Anatomy of an Outbreak

Richard T. Ellison III, MD

Two related reports detail the recent outbreak of fungal infections caused by contaminated methylprednisolone injections.

On September 18, 2012, the Tennessee Department of Health received a report of fungal meningitis in a patient who had no known risk factors for such infections but had received an epidural steroid injection 46 days earlier. Subsequent investigation identified cases in 20 states and linked the infections to contaminated lots of methylprednisolone acetate from a single compounding pharmacy. Investigators from the CDC, several state departments of health, and multiple hospitals have now provided a comprehensive analysis of the epidemiology of the outbreak and the clinical characteristics of the associated fungal infections.

Smith and colleagues found that 13,534 patients in 23 states had potentially received methylprednisolone from at least one of the three contaminated lots, and by October 19, 2012, 99% of them had been contacted by state health departments. As of July 1, 2013, 749 people had developed fungal infections, and 61 (8%) had died. Most infections seen during the first month of the outbreak were meningitis, with subsequent infections predominantly spinal or paraspinal. The median incubation period was 47 days (range, 0–249 days). Most infections in which the underlying pathogen was identified were caused by Exserohilum rostratum; however, unopened vials of methylprednisolone from the contaminated lots also yielded various other fungal and bacterial species.

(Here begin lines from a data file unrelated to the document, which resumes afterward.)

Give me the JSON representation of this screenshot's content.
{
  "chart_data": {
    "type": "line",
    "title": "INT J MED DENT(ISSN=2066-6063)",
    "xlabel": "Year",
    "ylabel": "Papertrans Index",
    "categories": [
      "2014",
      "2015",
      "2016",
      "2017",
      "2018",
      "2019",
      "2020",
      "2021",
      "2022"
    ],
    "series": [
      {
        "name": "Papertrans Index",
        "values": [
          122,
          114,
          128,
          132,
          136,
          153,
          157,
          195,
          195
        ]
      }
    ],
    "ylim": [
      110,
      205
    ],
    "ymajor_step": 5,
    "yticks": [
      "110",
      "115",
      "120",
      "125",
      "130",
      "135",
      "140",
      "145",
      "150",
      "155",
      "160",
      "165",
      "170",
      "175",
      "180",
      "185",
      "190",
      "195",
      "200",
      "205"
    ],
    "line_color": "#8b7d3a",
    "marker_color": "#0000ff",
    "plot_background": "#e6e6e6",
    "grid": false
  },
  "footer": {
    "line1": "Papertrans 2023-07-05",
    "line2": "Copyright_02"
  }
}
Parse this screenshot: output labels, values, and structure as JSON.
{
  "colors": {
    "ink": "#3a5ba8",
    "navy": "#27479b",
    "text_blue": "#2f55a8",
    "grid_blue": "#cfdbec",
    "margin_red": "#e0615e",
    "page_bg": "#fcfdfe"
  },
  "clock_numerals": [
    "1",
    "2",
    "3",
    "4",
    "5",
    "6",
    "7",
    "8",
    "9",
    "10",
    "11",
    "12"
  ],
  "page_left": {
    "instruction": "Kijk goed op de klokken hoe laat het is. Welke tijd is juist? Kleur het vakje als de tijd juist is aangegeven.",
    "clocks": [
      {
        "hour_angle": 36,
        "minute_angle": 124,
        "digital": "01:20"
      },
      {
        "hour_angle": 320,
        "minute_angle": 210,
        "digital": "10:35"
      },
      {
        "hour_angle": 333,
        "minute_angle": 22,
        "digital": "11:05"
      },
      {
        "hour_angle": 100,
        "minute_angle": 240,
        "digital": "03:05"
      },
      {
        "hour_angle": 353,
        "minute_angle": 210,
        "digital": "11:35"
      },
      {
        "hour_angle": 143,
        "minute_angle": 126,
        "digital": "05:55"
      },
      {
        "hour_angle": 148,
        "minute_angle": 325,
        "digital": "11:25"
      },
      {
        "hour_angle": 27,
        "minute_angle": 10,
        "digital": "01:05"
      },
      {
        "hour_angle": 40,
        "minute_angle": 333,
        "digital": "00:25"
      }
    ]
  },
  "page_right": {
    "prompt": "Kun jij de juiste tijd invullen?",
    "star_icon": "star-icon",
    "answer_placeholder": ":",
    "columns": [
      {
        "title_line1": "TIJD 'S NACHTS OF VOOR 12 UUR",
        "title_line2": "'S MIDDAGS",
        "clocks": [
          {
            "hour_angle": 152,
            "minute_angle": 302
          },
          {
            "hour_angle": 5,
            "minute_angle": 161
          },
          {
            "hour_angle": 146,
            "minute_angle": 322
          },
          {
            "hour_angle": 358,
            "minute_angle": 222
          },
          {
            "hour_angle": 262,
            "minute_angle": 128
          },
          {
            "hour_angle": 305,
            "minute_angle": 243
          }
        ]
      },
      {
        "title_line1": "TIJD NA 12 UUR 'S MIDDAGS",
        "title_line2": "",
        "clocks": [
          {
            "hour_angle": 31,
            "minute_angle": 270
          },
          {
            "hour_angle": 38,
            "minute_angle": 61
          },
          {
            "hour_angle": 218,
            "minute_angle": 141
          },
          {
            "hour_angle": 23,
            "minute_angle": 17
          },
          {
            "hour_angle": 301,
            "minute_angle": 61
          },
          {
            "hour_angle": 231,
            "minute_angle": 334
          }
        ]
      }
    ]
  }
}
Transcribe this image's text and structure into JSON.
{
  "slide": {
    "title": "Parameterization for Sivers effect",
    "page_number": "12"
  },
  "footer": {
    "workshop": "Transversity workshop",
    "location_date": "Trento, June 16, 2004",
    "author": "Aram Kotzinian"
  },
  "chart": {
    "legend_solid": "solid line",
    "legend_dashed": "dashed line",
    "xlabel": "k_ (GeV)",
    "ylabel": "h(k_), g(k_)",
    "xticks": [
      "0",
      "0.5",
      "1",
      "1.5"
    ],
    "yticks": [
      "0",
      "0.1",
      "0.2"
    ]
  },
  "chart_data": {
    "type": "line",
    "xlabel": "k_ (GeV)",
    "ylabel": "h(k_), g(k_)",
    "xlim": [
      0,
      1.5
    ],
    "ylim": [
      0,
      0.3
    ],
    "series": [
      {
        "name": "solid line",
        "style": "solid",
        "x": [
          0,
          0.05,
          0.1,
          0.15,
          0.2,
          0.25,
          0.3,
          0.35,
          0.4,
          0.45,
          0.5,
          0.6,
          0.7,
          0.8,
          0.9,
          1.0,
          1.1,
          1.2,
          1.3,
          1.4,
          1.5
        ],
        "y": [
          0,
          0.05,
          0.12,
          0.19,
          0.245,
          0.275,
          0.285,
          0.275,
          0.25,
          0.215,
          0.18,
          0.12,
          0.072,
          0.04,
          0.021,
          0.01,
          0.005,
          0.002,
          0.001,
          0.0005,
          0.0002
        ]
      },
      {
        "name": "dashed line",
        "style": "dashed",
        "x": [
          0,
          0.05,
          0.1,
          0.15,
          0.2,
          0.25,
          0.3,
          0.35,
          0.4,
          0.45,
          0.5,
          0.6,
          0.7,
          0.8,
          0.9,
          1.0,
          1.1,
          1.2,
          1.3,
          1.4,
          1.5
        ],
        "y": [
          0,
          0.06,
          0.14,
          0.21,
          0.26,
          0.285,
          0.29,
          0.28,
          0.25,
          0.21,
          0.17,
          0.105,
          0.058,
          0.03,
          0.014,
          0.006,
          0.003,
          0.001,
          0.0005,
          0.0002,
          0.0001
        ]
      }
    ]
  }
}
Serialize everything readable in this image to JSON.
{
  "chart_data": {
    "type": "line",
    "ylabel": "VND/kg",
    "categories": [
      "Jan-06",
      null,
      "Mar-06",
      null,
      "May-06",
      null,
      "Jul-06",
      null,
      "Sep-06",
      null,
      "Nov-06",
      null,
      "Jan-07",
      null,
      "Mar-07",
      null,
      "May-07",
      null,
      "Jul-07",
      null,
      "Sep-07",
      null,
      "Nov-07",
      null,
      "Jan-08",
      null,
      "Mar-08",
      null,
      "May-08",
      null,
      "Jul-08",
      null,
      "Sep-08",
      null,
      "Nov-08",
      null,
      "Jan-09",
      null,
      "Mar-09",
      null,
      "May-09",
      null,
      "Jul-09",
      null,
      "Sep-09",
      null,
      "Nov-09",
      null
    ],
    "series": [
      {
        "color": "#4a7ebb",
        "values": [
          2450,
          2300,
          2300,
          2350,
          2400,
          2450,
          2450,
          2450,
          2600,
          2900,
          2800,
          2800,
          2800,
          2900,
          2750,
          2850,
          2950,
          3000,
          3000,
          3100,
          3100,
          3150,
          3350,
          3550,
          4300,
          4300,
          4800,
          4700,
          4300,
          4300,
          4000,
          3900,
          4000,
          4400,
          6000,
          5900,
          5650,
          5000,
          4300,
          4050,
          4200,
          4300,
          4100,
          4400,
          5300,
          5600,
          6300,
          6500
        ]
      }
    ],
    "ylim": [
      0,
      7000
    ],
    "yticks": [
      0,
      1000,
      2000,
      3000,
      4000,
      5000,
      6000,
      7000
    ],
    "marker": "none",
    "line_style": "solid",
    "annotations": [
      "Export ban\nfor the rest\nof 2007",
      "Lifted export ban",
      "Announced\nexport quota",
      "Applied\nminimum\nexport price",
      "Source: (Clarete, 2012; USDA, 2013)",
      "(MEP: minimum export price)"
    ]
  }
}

Chiller and colleagues reviewed the clinical characteristics of 328 outbreak-associated infections reported by November 19, 2012, from the six states with the most reported cases. Disease types included meningitis (in 250), epidural or intradural abscess (93), arachnoiditis (63), stroke (35), osteomyelitis or diskitis (21), and paraspinal or facet-joint infection (18). Twenty-six of the patients died, including 22 who had suffered a stroke. In all, 178 patients received amphotericin B and 297 received voriconazole. Both agents were associated with significant toxicity: renal insufficiency with amphotericin (26%); and elevated transaminases (19%), visual disturbances (26%) and hallucinations (16%) with voriconazole.

This outbreak has provided new insights into the pathophysiology of fungal disease and the toxicity of antifungal therapy. As noted by the authors, this experience highlights the critical importance of having and maintaining a strong public health infrastructure. Without the prompt recognition of this outbreak and the subsequent alerting of physicians and patients, the mortality rate would likely have been far higher.